Dr. Richard Barcellos: Big ones. Remember Philip Ross? He was taking on, who was it, the man in New York City, the PCA man.
Pastor Jim Butler: Tim Keller.
Dr. Richard Barcellos: Well, Keller. He calls it a precision strike, extracting the perpetuity of the Fourth Commandment out of the Confession. He says it is of a cloth. You pull that string and a lot of other doctrines fall flat, and you have to rebuild the whole system. I think that is the way to look at some of these law and Sabbath issues.
The Covenant of Redemption and Anthropomorphic Language
Pastor David Charles: Can we apply the same thing to the covenant of redemption, the inner-Trinitarian covenant? If you deny that, can you say you are confessional?
Pastor Jim Butler: The Confession sets it forth.
Dr. Richard Barcellos: I think it depends on how you parse it out. If you go to texts like Luke 22, there is a covenant, that the Father covenanted a kingdom to the Son, then there is something pretemporal about the divine will. You can put it in the decree and ask what is the Bible’s way of speaking about the decree in redemptive-historical language. But it is not the Father literally striking hands with the Son. When you read John Flavel, he uses that language.
Pastor Jim Butler: And it is glorious when you read it.
Dr. Richard Barcellos: But it is anthropomorphic.
Pastor Jim Butler: My Son, here are a lot of miserable sinners.
Dr. Richard Barcellos: Would you take them to be yours? Would they be your bride?
Pastor David Charles: This is one of those things we were discussing earlier, allowing our theology to inform how we read our Bible. There is analogy.

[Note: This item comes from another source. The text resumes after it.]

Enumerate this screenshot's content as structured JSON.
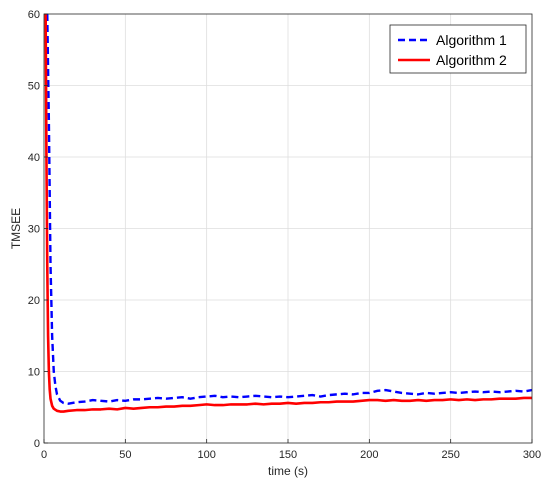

We are not speaking univocally about the eternal relations, but we are saying there are covenantal relationships.
Pastor Jim Butler: And it sure seems that way in John’s Gospel. Jesus is consciously sent from the Father to do a specific task.
Dr. Richard Barcellos: Thou hast. When the Son comes to earth, he says, thou hast prepared a body for me. The incarnation was a prepared thing.
Pastor Jim Butler: And with that Flavel quote, is there theological parsing? No. Devotional warming? Doxological praising? Yeah, that is just beautiful.
Dr. Richard Barcellos: It is using our experience as creatures to teach us something about the Creator, but not on a one-to-one basis.
Pastor Jim Butler: It is Deuteronomy 1, God reflecting through Moses on the wilderness: I carried you through the wilderness just like a father carries his son.
Pastor David Charles: Carried. Beautiful.
Dr. Richard Barcellos: If you look up the word carried in Hebrew lexicons put together by liberal scholars, carry means carry, therefore God has arms and the Mormons are right.
Pastor Jim Butler: No, we are not going to do that. We are running short on time, so I am going to be more selective here.
Pastor David Charles: Lightning round.
Dr. Richard Barcellos: Put a timer on it. You have thirty seconds.